I doubt that it's a single accent, but more likely describes what happens when Americans pick up a little bit of the English accent, and vice-versa. So it probably varies by individual.
Isn't the Boston accent similar?
If the accent in question, as Adrian says, is non-rhotic and has broad [A] in bath, dance, aunt (the major British innovations since the split from General American) and does not have a voiced [t] (the major American innovation since the split), how does it sound American at all?
I'm sorry, the first thing I thought: "They must be talking about Madonna"
>> I'm sorry, the first thing I thought: "They must be talking about Madonna" <<
Well that's interesting! Could you tell me more about how she speaks?
I don't know much about Madonna since I'm not American and not very into music.
She's adopted a fake British accent since going to live in England with her husband Guy Ritchie. She doesn't sound American, she doesn't sound British - Trans-Atlantic then?
Or an unholy hybrid? Just kidding -- I've never heard her talk since she moved, so I don't know what she sounds like now.
<<<and does not have a voiced [t] (the major American innovation since the split), >>>
How does voice "t" and voiceless "t" sound to you ? Never heard of that...
How does voice "t" and voiceless "t" sound to you ? Never heard of that...>>
Some people speak of "t-voicing" when referring to the phonetic quality of /t/ in certain environments in North American English. So "better" could be phonemically /"bEt.@r/ but phonetically it's usually ["bE4.@']. I think that what Adrian meant when he said that in trans-atlantic English "all the t's are pronounced" is that "better" would always have [t] or [t_h] but never  in this accent, if it exists as an entity at all.

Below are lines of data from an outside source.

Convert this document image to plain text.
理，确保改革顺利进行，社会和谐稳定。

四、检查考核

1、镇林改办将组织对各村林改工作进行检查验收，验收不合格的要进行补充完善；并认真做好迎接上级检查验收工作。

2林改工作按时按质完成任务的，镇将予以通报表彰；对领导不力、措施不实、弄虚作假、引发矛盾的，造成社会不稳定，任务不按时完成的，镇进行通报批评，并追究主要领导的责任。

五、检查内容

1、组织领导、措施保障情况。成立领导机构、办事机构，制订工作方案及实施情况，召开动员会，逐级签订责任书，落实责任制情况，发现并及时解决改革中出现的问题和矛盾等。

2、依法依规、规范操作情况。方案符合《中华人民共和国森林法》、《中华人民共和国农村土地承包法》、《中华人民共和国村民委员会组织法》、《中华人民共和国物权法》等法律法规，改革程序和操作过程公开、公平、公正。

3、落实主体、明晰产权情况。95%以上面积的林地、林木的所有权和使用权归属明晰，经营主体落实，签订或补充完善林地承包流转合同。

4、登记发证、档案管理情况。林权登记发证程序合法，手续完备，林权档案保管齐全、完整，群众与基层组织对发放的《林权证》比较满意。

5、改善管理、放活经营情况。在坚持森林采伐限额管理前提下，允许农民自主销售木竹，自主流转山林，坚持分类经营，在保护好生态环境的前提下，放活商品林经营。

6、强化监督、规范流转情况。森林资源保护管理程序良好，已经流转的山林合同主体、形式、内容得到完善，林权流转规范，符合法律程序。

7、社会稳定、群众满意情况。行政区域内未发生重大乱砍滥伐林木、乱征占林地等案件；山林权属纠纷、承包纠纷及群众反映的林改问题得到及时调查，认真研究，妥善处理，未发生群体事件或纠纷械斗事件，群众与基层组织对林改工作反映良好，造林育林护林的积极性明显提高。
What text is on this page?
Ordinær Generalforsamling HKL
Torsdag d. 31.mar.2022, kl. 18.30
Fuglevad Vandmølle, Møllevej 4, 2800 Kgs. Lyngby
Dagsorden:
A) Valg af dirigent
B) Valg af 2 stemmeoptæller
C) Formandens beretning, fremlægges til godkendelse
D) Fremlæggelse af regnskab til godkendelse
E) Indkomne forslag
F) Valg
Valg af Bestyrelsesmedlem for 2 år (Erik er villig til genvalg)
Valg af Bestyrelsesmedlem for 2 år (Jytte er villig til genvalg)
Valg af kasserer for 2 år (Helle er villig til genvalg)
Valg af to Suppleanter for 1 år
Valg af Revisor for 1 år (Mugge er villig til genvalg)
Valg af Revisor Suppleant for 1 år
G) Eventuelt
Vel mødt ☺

Wouldn't the voiced version of "t" be a "d"?
>>Wouldn't the voiced version of "t" be a "d"?<<
Using the term "voiced" here is not exactly accurate - what was really meant here was "flapped", and the alveolar flap, resulting from the flapping of /t/, is .
Did it ever occur to either of you that there are thousands of us that have moved around quite a lot in our lives? We adopt and absorb linguistic & phonetic structures from many of the places that we have been. This can be dependant on our length of stay, but not always. Growing up, I lived in Italy, Demark, America and England. I speak English, but with no recognizable accent. I have found that people generally hate this and incessantly try to pin me down to a particular part of America or the UK. I can shift dialects at will, which is even more confusing. I do not claim to be intellectually superior to anyone and do not believe that one culture is more superior to the next. What I do hear and read often is how people habitually make value judgements about others based solely on the way their voice sounds. They also immediately assign and connect the other person to an idiotic preconceived notion of class, race, nationality or some kind of religious/political ideology. Accents are not necessarily connected to ethnicity, the country of ones birth, where one has lived or where one is currently abiding. When I'm in Italy and they hear me speak English, they say to me that, “I sound British”. If I go to the US, they say that, “I sound English” or that I have an "Italian-American" accent. When I lived in Demark; I was always an “American” no matter what was said or did. Trans-Atlantic accents are real and those who speak with them, are real people. Many of us are not faking anything whatsoever; we have simply lived many places and have absorbed many things. It seems to be a peculiar aspect of certain people here that if you make an honest attempt to sound more "British" and less "American" by using a regional vernacular vocabulary, that somehow you are being dishonest, or are a fake or even worse, mawkish. What do you expect someone to do, keep saying "trash can" instead of "bin" after living here for ten years? Or should I use the Italian or Danish words for "bin" would that make you feel more comfortable? “General American” what is this? There is no such thing!